The past days have been really interesting. During last Wednesday (november 24) we finished the XML topic, covering
- Generating XML from an Oracle Database,
- Managing XML data in an Oracle Database,
- XML type Views and
- executing SQL operations on XML.
These were very interesting topic indeed. Especially the generation of XML from the database and the SQL operations were interesting.
After this we went on to our next major topic: Web Services.
We covered the standards (SOAP WSDL and UDDI), security, reliability and interoperability, some J2EE stuff, JAX-RPC, SAAJ, JAXR and so on.
In order to cover all this, we had to create an Application Server from within JDeveloper, with a database connection to our locally installed Oracle Database.
We created SOAP messages and examined these using the HTTP Analyzer. We also dug a little into WSDL documents. Like the components a WSDL consists of:
- portType: description of the service, operations and messages involved
- message: description of the messages used, definition of data elements of an operation
- types: definition of data types being used
- binding: definition of communication protocols (in BPEL partnerlinks are used in stead of bindings)

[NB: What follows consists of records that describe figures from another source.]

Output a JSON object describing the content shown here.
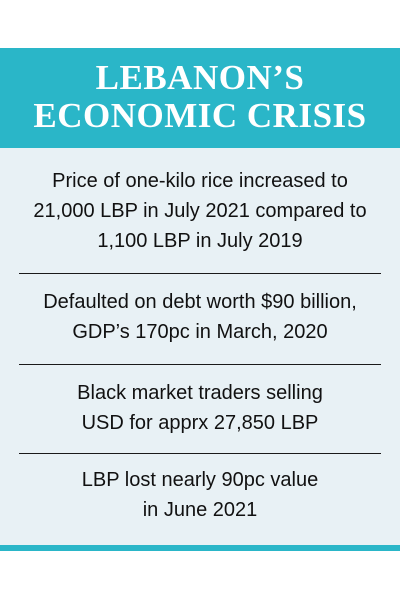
{
  "panel": {
    "title_line1": "LEBANON’S",
    "title_line2": "ECONOMIC CRISIS",
    "accent_color": "#2ab6c8",
    "background_color": "#e8f1f5"
  },
  "facts": [
    {
      "lines": [
        "Price of one-kilo rice increased to",
        "21,000 LBP in July 2021 compared to",
        "1,100 LBP in July 2019"
      ]
    },
    {
      "lines": [
        "Defaulted on debt worth $90 billion,",
        "GDP’s 170pc in March, 2020"
      ]
    },
    {
      "lines": [
        "Black market traders selling",
        "USD for apprx 27,850 LBP"
      ]
    },
    {
      "lines": [
        "LBP lost nearly 90pc value",
        "in June 2021"
      ]
    }
  ]
}
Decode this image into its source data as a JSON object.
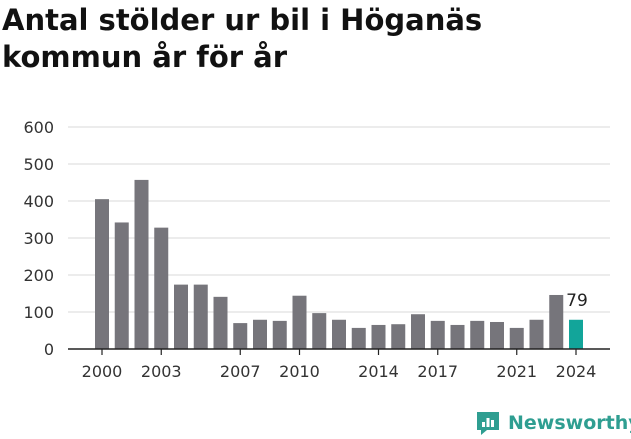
{
  "title": "Antal stölder ur bil i Höganäs kommun år för år",
  "chart_data": {
    "type": "bar",
    "title": "Antal stölder ur bil i Höganäs kommun år för år",
    "xlabel": "",
    "ylabel": "",
    "ylim": [
      0,
      600
    ],
    "yticks": [
      "0",
      "100",
      "200",
      "300",
      "400",
      "500",
      "600"
    ],
    "xtick_labels": [
      "2000",
      "2003",
      "2007",
      "2010",
      "2014",
      "2017",
      "2021",
      "2024"
    ],
    "grid": true,
    "categories": [
      2000,
      2001,
      2002,
      2003,
      2004,
      2005,
      2006,
      2007,
      2008,
      2009,
      2010,
      2011,
      2012,
      2013,
      2014,
      2015,
      2016,
      2017,
      2018,
      2019,
      2020,
      2021,
      2022,
      2023,
      2024
    ],
    "values": [
      405,
      342,
      457,
      328,
      174,
      174,
      141,
      70,
      79,
      76,
      144,
      97,
      79,
      57,
      65,
      67,
      94,
      76,
      65,
      76,
      73,
      57,
      79,
      146,
      79
    ],
    "highlight_label": "79",
    "colors": {
      "bar": "#76757b",
      "highlight": "#12a59a",
      "grid": "#d9d9d9"
    }
  },
  "brand": {
    "name": "Newsworthy",
    "icon": "newsworthy-logo-icon",
    "color": "#2f9e91"
  }
}
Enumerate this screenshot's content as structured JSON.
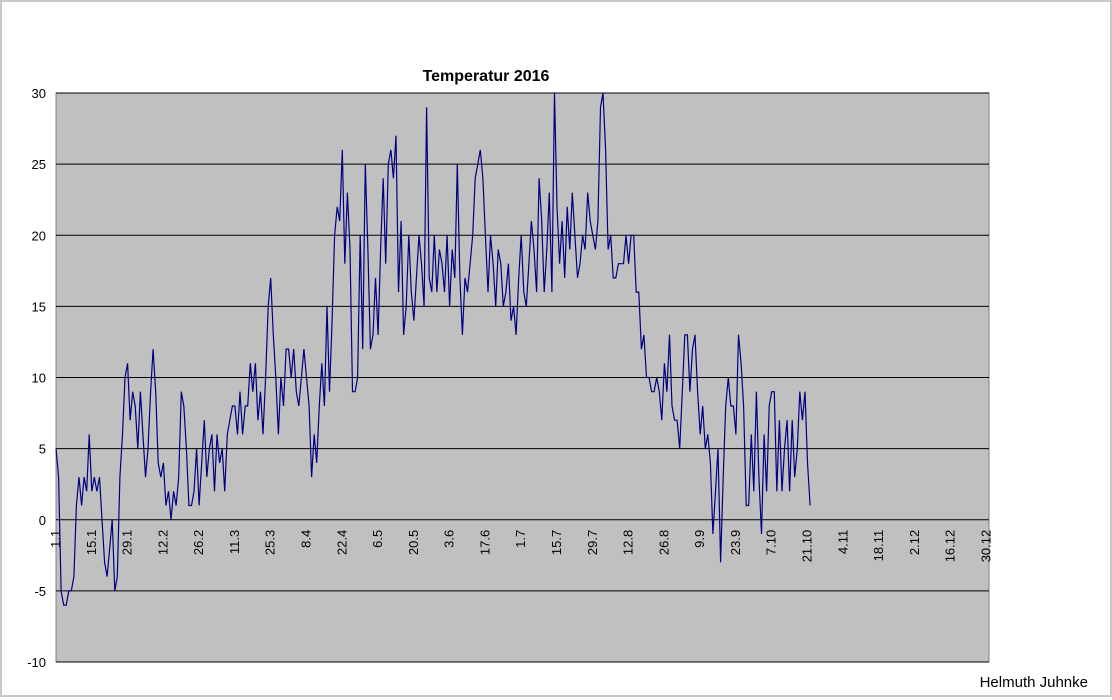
{
  "chart_data": {
    "type": "line",
    "title": "Temperatur 2016",
    "xlabel": "",
    "ylabel": "",
    "ylim": [
      -10,
      30
    ],
    "yticks": [
      -10,
      -5,
      0,
      5,
      10,
      15,
      20,
      25,
      30
    ],
    "xlim": [
      1,
      366
    ],
    "grid": "horizontal",
    "legend": "none",
    "colors": {
      "line": "#000080",
      "plot_bg": "#c0c0c0",
      "grid": "#000000"
    },
    "x_tick_labels": [
      {
        "day": 1,
        "label": "1.1"
      },
      {
        "day": 15,
        "label": "15.1"
      },
      {
        "day": 29,
        "label": "29.1"
      },
      {
        "day": 43,
        "label": "12.2"
      },
      {
        "day": 57,
        "label": "26.2"
      },
      {
        "day": 71,
        "label": "11.3"
      },
      {
        "day": 85,
        "label": "25.3"
      },
      {
        "day": 99,
        "label": "8.4"
      },
      {
        "day": 113,
        "label": "22.4"
      },
      {
        "day": 127,
        "label": "6.5"
      },
      {
        "day": 141,
        "label": "20.5"
      },
      {
        "day": 155,
        "label": "3.6"
      },
      {
        "day": 169,
        "label": "17.6"
      },
      {
        "day": 183,
        "label": "1.7"
      },
      {
        "day": 197,
        "label": "15.7"
      },
      {
        "day": 211,
        "label": "29.7"
      },
      {
        "day": 225,
        "label": "12.8"
      },
      {
        "day": 239,
        "label": "26.8"
      },
      {
        "day": 253,
        "label": "9.9"
      },
      {
        "day": 267,
        "label": "23.9"
      },
      {
        "day": 281,
        "label": "7.10"
      },
      {
        "day": 295,
        "label": "21.10"
      },
      {
        "day": 309,
        "label": "4.11"
      },
      {
        "day": 323,
        "label": "18.11"
      },
      {
        "day": 337,
        "label": "2.12"
      },
      {
        "day": 351,
        "label": "16.12"
      },
      {
        "day": 365,
        "label": "30.12"
      }
    ],
    "anchors": [
      [
        1,
        5
      ],
      [
        2,
        3
      ],
      [
        3,
        -5
      ],
      [
        4,
        -6
      ],
      [
        5,
        -6
      ],
      [
        6,
        -5
      ],
      [
        7,
        -5
      ],
      [
        8,
        -4
      ],
      [
        9,
        1
      ],
      [
        10,
        3
      ],
      [
        11,
        1
      ],
      [
        12,
        3
      ],
      [
        13,
        2
      ],
      [
        14,
        6
      ],
      [
        15,
        2
      ],
      [
        16,
        3
      ],
      [
        17,
        2
      ],
      [
        18,
        3
      ],
      [
        19,
        0
      ],
      [
        20,
        -3
      ],
      [
        21,
        -4
      ],
      [
        22,
        -2
      ],
      [
        23,
        0
      ],
      [
        24,
        -5
      ],
      [
        25,
        -4
      ],
      [
        26,
        3
      ],
      [
        27,
        6
      ],
      [
        28,
        10
      ],
      [
        29,
        11
      ],
      [
        30,
        7
      ],
      [
        31,
        9
      ],
      [
        32,
        8
      ],
      [
        33,
        5
      ],
      [
        34,
        9
      ],
      [
        35,
        6
      ],
      [
        36,
        3
      ],
      [
        37,
        5
      ],
      [
        38,
        9
      ],
      [
        39,
        12
      ],
      [
        40,
        9
      ],
      [
        41,
        4
      ],
      [
        42,
        3
      ],
      [
        43,
        4
      ],
      [
        44,
        1
      ],
      [
        45,
        2
      ],
      [
        46,
        0
      ],
      [
        47,
        2
      ],
      [
        48,
        1
      ],
      [
        49,
        3
      ],
      [
        50,
        9
      ],
      [
        51,
        8
      ],
      [
        52,
        5
      ],
      [
        53,
        1
      ],
      [
        54,
        1
      ],
      [
        55,
        2
      ],
      [
        56,
        5
      ],
      [
        57,
        1
      ],
      [
        58,
        4
      ],
      [
        59,
        7
      ],
      [
        60,
        3
      ],
      [
        61,
        5
      ],
      [
        62,
        6
      ],
      [
        63,
        2
      ],
      [
        64,
        6
      ],
      [
        65,
        4
      ],
      [
        66,
        5
      ],
      [
        67,
        2
      ],
      [
        68,
        6
      ],
      [
        69,
        7
      ],
      [
        70,
        8
      ],
      [
        71,
        8
      ],
      [
        72,
        6
      ],
      [
        73,
        9
      ],
      [
        74,
        6
      ],
      [
        75,
        8
      ],
      [
        76,
        8
      ],
      [
        77,
        11
      ],
      [
        78,
        9
      ],
      [
        79,
        11
      ],
      [
        80,
        7
      ],
      [
        81,
        9
      ],
      [
        82,
        6
      ],
      [
        83,
        10
      ],
      [
        84,
        15
      ],
      [
        85,
        17
      ],
      [
        86,
        13
      ],
      [
        87,
        10
      ],
      [
        88,
        6
      ],
      [
        89,
        10
      ],
      [
        90,
        8
      ],
      [
        91,
        12
      ],
      [
        92,
        12
      ],
      [
        93,
        10
      ],
      [
        94,
        12
      ],
      [
        95,
        9
      ],
      [
        96,
        8
      ],
      [
        97,
        10
      ],
      [
        98,
        12
      ],
      [
        99,
        10
      ],
      [
        100,
        8
      ],
      [
        101,
        3
      ],
      [
        102,
        6
      ],
      [
        103,
        4
      ],
      [
        104,
        8
      ],
      [
        105,
        11
      ],
      [
        106,
        8
      ],
      [
        107,
        15
      ],
      [
        108,
        9
      ],
      [
        109,
        14
      ],
      [
        110,
        20
      ],
      [
        111,
        22
      ],
      [
        112,
        21
      ],
      [
        113,
        26
      ],
      [
        114,
        18
      ],
      [
        115,
        23
      ],
      [
        116,
        19
      ],
      [
        117,
        9
      ],
      [
        118,
        9
      ],
      [
        119,
        10
      ],
      [
        120,
        20
      ],
      [
        121,
        12
      ],
      [
        122,
        25
      ],
      [
        123,
        19
      ],
      [
        124,
        12
      ],
      [
        125,
        13
      ],
      [
        126,
        17
      ],
      [
        127,
        13
      ],
      [
        128,
        19
      ],
      [
        129,
        24
      ],
      [
        130,
        18
      ],
      [
        131,
        25
      ],
      [
        132,
        26
      ],
      [
        133,
        24
      ],
      [
        134,
        27
      ],
      [
        135,
        16
      ],
      [
        136,
        21
      ],
      [
        137,
        13
      ],
      [
        138,
        15
      ],
      [
        139,
        20
      ],
      [
        140,
        16
      ],
      [
        141,
        14
      ],
      [
        142,
        17
      ],
      [
        143,
        20
      ],
      [
        144,
        18
      ],
      [
        145,
        15
      ],
      [
        146,
        29
      ],
      [
        147,
        17
      ],
      [
        148,
        16
      ],
      [
        149,
        20
      ],
      [
        150,
        16
      ],
      [
        151,
        19
      ],
      [
        152,
        18
      ],
      [
        153,
        16
      ],
      [
        154,
        20
      ],
      [
        155,
        15
      ],
      [
        156,
        19
      ],
      [
        157,
        17
      ],
      [
        158,
        25
      ],
      [
        159,
        17
      ],
      [
        160,
        13
      ],
      [
        161,
        17
      ],
      [
        162,
        16
      ],
      [
        163,
        18
      ],
      [
        164,
        20
      ],
      [
        165,
        24
      ],
      [
        166,
        25
      ],
      [
        167,
        26
      ],
      [
        168,
        24
      ],
      [
        169,
        20
      ],
      [
        170,
        16
      ],
      [
        171,
        20
      ],
      [
        172,
        18
      ],
      [
        173,
        15
      ],
      [
        174,
        19
      ],
      [
        175,
        18
      ],
      [
        176,
        15
      ],
      [
        177,
        16
      ],
      [
        178,
        18
      ],
      [
        179,
        14
      ],
      [
        180,
        15
      ],
      [
        181,
        13
      ],
      [
        182,
        17
      ],
      [
        183,
        20
      ],
      [
        184,
        16
      ],
      [
        185,
        15
      ],
      [
        186,
        18
      ],
      [
        187,
        21
      ],
      [
        188,
        19
      ],
      [
        189,
        16
      ],
      [
        190,
        24
      ],
      [
        191,
        21
      ],
      [
        192,
        16
      ],
      [
        193,
        19
      ],
      [
        194,
        23
      ],
      [
        195,
        16
      ],
      [
        196,
        30
      ],
      [
        197,
        22
      ],
      [
        198,
        18
      ],
      [
        199,
        21
      ],
      [
        200,
        17
      ],
      [
        201,
        22
      ],
      [
        202,
        19
      ],
      [
        203,
        23
      ],
      [
        204,
        20
      ],
      [
        205,
        17
      ],
      [
        206,
        18
      ],
      [
        207,
        20
      ],
      [
        208,
        19
      ],
      [
        209,
        23
      ],
      [
        210,
        21
      ],
      [
        211,
        20
      ],
      [
        212,
        19
      ],
      [
        213,
        21
      ],
      [
        214,
        29
      ],
      [
        215,
        30
      ],
      [
        216,
        26
      ],
      [
        217,
        19
      ],
      [
        218,
        20
      ],
      [
        219,
        17
      ],
      [
        220,
        17
      ],
      [
        221,
        18
      ],
      [
        222,
        18
      ],
      [
        223,
        18
      ],
      [
        224,
        20
      ],
      [
        225,
        18
      ],
      [
        226,
        20
      ],
      [
        227,
        20
      ],
      [
        228,
        16
      ],
      [
        229,
        16
      ],
      [
        230,
        12
      ],
      [
        231,
        13
      ],
      [
        232,
        10
      ],
      [
        233,
        10
      ],
      [
        234,
        9
      ],
      [
        235,
        9
      ],
      [
        236,
        10
      ],
      [
        237,
        9
      ],
      [
        238,
        7
      ],
      [
        239,
        11
      ],
      [
        240,
        9
      ],
      [
        241,
        13
      ],
      [
        242,
        8
      ],
      [
        243,
        7
      ],
      [
        244,
        7
      ],
      [
        245,
        5
      ],
      [
        246,
        9
      ],
      [
        247,
        13
      ],
      [
        248,
        13
      ],
      [
        249,
        9
      ],
      [
        250,
        12
      ],
      [
        251,
        13
      ],
      [
        252,
        9
      ],
      [
        253,
        6
      ],
      [
        254,
        8
      ],
      [
        255,
        5
      ],
      [
        256,
        6
      ],
      [
        257,
        4
      ],
      [
        258,
        -1
      ],
      [
        259,
        2
      ],
      [
        260,
        5
      ],
      [
        261,
        -3
      ],
      [
        262,
        3
      ],
      [
        263,
        8
      ],
      [
        264,
        10
      ],
      [
        265,
        8
      ],
      [
        266,
        8
      ],
      [
        267,
        6
      ],
      [
        268,
        13
      ],
      [
        269,
        11
      ],
      [
        270,
        8
      ],
      [
        271,
        1
      ],
      [
        272,
        1
      ],
      [
        273,
        6
      ],
      [
        274,
        2
      ],
      [
        275,
        9
      ],
      [
        276,
        3
      ],
      [
        277,
        -1
      ],
      [
        278,
        6
      ],
      [
        279,
        2
      ],
      [
        280,
        8
      ],
      [
        281,
        9
      ],
      [
        282,
        9
      ],
      [
        283,
        2
      ],
      [
        284,
        7
      ],
      [
        285,
        2
      ],
      [
        286,
        5
      ],
      [
        287,
        7
      ],
      [
        288,
        2
      ],
      [
        289,
        7
      ],
      [
        290,
        3
      ],
      [
        291,
        5
      ],
      [
        292,
        9
      ],
      [
        293,
        7
      ],
      [
        294,
        9
      ],
      [
        295,
        4
      ],
      [
        296,
        1
      ]
    ]
  },
  "credit": "Helmuth Juhnke"
}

- service: description of the service name and location and the context with which it can be accessed
Now, to be honest with you, this whole topic was so heavily Java-based, it didn’t quite attract me. Mainly because I am just an EBS DBA, and I don’t do much with Java development. I haven’t got any Java development background at all. Interestingly enough though to learn a little about it, but I am pretty sure I will not be directly involved in Java development, so you can imagine the relief when we finalized our Web Services topic, to move on to the – so far – most interesting main topic: BPEL.
We have been doing BPEL since last friday – two days now – and will be continuing tomorrow. The BPEL Part of this BootCamp is actually the same as the 3 day BPEL course provided by Oracle.
What have we done so far:
- we installed the BPEL Process Manager for Developers onto our machines,
- we created our first BPEL Processes
- plain old Hello World process.
- Invoking synchronous services
- E.g. CreditRating Web Service – to verify customer credit ratings
- Invoking asynchronous services
- E.g. Request a quote for an order
- Parallel Flows
- Request a quote for an order at multiple distributors
- Conditional Branching
- Based on the returned quote, select a distributor
- Exception Handling
- Negative credit rating, provided by the CreditRating Web Service, have to be handled to assign zero credit to the customer
- Transformation Services
- Transformation of an order into an order acknowledgement
- Adapters
- In our excercise we used a file adapter for reading incoming (XML) files and one for writing (XML) files
And that is where we are now. Tomorrow we will dig into the database adapters, incorporating Human Workflow Services, Sensors and E-mail Notifications.
By the end, we will have created a simplified version of a business process that processes orders from customers as well as batch orders, does credit rating, selects distributors, provides manual order approval and provides order fulfillment using XSLT transformation extracting data from a database using a database adapter.Hope to be back soon.